Note that the MC that is first designated as the supply side MC in step a is the same as the tool requesting side MC, and the order of designation as the supply side MC in step h is from the one closest to the tool requesting side MC. This method is more convenient because it reduces the frequency of repositioning the tool and also reduces the distance traveled.

Returning to FIG. 3, complete tool placement lists 54-1 to 54-n are formed by executing the above-described tool placement list creation process (step f) for all tools of all MCs. The subsequent output processing (step k) may be performed automatically after the processing is completed as shown in the flowchart, or may be performed in response to an operator's request, and the output light may be a display or a printing device. Further, based on the contents of the tool placement lists 54-1 to 54-n, the tool transport device between the tool warehouse and the MC and between the MCs is driven to automatically rearrange the tools. is also possible.

〔Effect of the invention〕

As described above, according to the tool placement management device of the present invention, tools can be rearranged in a shorter time than conventional methods, and the minimum number of tools required in the entire system can be changed. Since you only need to hold the tool, the cost of owning the tool can be reduced.

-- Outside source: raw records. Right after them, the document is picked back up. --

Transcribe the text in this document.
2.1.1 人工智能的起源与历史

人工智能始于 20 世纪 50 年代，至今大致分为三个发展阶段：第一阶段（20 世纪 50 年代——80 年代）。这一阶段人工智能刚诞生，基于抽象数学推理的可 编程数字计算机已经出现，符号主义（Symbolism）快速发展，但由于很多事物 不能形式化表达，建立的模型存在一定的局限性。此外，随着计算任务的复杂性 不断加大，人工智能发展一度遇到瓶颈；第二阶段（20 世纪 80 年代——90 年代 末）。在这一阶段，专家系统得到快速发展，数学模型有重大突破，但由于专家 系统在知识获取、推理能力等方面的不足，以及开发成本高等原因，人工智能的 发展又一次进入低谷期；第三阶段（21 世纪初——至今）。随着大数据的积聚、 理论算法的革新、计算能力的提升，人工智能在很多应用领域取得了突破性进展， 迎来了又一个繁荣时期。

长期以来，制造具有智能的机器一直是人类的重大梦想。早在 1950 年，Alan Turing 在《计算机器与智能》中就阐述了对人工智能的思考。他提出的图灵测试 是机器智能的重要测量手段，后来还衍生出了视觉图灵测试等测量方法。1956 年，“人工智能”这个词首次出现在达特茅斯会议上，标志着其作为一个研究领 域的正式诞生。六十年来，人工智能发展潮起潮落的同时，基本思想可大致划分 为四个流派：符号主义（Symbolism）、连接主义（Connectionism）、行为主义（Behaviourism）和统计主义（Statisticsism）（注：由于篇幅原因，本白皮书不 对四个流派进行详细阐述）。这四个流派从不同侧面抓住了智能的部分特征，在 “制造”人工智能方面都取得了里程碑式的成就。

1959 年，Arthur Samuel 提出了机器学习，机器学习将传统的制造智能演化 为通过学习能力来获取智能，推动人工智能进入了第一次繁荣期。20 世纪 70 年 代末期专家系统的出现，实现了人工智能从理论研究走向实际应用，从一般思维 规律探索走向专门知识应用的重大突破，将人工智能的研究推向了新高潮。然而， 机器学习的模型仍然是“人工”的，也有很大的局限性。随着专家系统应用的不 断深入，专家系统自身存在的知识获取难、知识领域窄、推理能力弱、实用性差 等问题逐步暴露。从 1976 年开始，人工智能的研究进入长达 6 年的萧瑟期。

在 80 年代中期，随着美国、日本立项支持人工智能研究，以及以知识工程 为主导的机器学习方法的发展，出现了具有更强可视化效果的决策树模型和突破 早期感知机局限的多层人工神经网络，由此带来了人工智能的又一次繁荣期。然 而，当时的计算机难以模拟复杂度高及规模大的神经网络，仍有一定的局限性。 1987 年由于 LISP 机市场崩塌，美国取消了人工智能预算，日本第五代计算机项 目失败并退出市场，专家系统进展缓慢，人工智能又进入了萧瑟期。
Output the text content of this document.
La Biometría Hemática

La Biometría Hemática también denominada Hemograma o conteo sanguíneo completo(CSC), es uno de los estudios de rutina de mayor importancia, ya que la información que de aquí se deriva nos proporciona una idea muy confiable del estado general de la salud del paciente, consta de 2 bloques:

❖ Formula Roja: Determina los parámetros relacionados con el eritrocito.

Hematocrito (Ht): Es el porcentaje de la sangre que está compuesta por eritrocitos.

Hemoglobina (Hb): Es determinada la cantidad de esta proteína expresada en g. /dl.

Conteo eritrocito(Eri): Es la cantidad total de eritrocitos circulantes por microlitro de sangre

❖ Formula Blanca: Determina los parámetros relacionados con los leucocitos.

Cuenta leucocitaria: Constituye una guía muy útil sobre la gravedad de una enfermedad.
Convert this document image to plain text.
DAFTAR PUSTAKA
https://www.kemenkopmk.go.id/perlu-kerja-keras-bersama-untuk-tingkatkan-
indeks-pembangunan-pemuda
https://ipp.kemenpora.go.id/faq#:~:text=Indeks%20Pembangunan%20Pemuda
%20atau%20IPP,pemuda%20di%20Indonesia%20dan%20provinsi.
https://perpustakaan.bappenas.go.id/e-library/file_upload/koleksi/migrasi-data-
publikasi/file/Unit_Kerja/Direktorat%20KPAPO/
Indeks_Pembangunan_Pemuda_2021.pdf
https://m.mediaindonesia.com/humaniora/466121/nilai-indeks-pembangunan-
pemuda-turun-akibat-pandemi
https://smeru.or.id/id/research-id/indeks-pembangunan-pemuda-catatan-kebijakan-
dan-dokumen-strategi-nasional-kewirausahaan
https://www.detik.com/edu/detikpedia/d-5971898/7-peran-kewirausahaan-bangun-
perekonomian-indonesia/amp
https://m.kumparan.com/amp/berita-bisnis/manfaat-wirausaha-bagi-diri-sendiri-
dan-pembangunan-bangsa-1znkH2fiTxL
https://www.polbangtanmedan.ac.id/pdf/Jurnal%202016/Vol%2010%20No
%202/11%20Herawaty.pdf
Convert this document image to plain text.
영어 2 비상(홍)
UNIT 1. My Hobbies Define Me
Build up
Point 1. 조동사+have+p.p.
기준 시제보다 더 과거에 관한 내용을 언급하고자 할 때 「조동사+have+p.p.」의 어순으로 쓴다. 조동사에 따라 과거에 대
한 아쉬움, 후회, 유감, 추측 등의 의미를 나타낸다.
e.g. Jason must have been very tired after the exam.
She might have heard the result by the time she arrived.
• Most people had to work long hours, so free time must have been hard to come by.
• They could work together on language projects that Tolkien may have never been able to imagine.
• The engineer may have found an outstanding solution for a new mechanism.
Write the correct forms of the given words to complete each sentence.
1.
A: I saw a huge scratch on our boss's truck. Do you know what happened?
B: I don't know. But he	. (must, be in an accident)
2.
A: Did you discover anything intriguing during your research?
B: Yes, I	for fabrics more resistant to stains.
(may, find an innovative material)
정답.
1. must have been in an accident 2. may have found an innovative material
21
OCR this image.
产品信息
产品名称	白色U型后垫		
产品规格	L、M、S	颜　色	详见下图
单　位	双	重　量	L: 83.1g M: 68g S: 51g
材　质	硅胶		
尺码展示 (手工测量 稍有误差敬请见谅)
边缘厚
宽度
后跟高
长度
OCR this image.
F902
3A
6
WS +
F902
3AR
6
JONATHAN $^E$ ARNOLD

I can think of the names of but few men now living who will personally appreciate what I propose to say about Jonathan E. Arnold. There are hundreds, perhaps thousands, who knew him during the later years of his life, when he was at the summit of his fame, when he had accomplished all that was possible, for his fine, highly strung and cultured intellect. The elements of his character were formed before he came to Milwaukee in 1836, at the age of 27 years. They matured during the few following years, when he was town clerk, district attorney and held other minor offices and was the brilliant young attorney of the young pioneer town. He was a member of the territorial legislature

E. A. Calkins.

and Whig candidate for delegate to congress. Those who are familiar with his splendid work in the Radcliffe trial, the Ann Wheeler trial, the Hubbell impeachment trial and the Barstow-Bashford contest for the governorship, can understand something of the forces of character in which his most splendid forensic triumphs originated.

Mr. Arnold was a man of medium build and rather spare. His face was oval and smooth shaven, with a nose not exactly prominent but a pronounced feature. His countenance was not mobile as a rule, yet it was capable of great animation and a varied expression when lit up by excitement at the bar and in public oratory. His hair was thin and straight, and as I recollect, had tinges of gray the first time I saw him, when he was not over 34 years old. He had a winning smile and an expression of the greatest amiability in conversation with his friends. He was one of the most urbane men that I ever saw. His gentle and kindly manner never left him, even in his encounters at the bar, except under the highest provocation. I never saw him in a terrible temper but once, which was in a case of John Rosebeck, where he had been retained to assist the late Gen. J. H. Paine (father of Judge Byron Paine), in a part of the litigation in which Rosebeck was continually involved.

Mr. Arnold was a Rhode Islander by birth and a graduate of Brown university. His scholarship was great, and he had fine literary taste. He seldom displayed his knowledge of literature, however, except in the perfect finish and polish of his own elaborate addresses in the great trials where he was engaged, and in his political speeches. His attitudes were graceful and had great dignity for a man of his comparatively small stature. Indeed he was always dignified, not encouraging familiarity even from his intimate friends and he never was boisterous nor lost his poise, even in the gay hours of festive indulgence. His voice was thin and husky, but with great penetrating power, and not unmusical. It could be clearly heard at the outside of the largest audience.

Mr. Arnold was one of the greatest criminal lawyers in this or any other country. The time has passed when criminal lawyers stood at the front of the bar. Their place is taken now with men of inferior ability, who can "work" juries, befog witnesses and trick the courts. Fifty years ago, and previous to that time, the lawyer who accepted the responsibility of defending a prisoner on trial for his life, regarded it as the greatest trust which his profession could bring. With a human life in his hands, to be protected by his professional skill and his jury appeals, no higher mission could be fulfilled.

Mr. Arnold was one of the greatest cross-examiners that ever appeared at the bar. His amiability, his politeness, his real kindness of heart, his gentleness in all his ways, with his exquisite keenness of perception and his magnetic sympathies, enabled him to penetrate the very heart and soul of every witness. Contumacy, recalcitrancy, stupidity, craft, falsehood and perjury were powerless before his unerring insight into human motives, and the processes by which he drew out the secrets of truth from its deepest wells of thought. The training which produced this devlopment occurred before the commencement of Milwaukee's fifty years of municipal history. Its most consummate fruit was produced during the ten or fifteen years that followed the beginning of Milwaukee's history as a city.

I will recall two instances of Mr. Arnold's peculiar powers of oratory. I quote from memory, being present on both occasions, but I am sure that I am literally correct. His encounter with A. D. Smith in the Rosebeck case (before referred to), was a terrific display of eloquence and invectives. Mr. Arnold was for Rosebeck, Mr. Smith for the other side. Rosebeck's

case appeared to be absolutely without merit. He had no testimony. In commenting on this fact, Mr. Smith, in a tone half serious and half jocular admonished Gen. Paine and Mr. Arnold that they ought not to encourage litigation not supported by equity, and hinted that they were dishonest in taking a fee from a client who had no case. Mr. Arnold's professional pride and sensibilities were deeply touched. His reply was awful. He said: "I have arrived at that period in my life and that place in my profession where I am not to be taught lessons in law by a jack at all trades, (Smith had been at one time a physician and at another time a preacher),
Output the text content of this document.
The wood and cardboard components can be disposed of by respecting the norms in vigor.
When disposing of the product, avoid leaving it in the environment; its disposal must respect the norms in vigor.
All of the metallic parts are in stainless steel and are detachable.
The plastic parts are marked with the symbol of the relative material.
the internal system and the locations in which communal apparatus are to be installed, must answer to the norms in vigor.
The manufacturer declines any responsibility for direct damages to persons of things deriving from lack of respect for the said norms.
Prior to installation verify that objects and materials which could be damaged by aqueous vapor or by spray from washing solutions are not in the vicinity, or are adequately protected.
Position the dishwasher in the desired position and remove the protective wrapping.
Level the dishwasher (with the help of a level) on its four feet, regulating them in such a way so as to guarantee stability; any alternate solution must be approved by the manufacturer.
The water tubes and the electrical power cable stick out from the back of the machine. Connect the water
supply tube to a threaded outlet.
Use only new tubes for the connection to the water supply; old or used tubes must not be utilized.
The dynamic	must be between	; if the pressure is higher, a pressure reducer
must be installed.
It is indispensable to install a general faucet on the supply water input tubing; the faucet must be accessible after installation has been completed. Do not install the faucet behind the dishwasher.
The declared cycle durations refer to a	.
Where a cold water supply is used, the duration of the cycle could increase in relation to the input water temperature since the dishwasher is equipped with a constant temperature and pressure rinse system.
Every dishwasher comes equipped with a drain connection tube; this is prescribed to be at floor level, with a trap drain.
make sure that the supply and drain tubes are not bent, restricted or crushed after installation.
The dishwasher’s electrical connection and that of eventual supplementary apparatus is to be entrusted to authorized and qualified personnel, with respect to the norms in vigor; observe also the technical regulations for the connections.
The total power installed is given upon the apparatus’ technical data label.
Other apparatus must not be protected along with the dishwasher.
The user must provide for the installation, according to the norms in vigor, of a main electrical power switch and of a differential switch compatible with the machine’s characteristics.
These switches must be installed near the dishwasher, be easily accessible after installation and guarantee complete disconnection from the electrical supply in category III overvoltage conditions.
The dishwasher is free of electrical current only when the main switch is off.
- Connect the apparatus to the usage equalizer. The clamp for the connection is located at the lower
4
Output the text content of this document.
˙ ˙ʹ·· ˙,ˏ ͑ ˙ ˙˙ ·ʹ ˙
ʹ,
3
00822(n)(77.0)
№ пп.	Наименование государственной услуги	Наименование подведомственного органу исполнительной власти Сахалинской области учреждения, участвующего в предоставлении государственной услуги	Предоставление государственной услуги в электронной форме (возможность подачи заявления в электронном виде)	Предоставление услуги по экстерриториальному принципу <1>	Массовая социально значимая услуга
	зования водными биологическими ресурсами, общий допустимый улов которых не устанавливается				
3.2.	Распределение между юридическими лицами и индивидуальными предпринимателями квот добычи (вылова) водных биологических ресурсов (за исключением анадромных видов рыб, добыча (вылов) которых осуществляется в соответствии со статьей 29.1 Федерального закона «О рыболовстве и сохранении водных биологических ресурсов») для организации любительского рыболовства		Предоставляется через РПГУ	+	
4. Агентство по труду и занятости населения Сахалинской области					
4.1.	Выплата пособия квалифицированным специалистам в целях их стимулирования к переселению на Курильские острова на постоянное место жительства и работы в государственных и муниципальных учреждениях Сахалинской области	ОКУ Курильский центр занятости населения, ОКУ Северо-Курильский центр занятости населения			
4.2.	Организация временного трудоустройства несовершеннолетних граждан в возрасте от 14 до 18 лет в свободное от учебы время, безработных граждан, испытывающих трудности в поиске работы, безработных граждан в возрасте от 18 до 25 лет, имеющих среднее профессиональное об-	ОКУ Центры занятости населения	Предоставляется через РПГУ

[Brief explanation of the drawing]

Fig. 1 is a diagram of the principle of the present invention, Fig. 2 is a system configuration diagram showing an example of a system consisting of a plurality of machining centers, Fig. 3 is a main flowchart of software in an embodiment of the present invention, and Fig. 4 is a diagram of the third machining center. FIG. 5 is a flowchart showing details of the tool table creation process shown in FIG. 3; FIG. 6 is a flowchart showing details of the tool arrangement list creation process shown in FIG. 3. In the figure, 11... Tool list creation means, 12... Tool arrangement list creation means, 5i-t~51-n... Production schedule list, 5
2...Tool master, 53-1 to 53-n...Tool list, 54-1 to 54
-n... Tool placement list, 55-1 to 55-n...
Tool data list.

Claims (1)

[Scope of Claims] 1. A tool placement management device that manages the placement of tools installed at a plurality of tool attachment sites in a plurality of machine tools, comprising a machining program to be sequentially executed by each of the machine tools. Production schedule list containing program numbers (
51-1 to 51-n) and a tool master (52) that stores the types of tools required to execute each of the machining programs for each program number, which each of the machine tools should sequentially execute. A tool list (53-1 to 53-5) that stores the types of tools required for each machining program.
3-n), all of the tools required in the next machining program in the tool list (53-1 to 53-n), and the current machining program. Tool data list (55-1 to 55-n
), a list of tools that can be moved and provided between the machine tools when switching the machining program, a method of moving the tools, and a list of tools to be supplied from the tool warehouse. Placement list (54-1~
Tool placement list creation means (12) for creating 54-n)
A tool placement management device comprising: 2. The tool data list (55-1 to 55-n) includes information regarding the tool life and usage time, and it is determined whether the usage time of each tool has exceeded the life span and the results are displayed. 2. The tool arrangement list generating means (12) includes a tool life determination means (13) for storing tools, and the tool arrangement list creation means (12) excludes tools whose lifespan has exceeded from the tools to be moved and provided between the machine tools. Tool placement management device. 3. The tool placement management device according to claim 1 or 2, further comprising tool placement list output means (14) for outputting the tool placement list (54-1 to 54-n).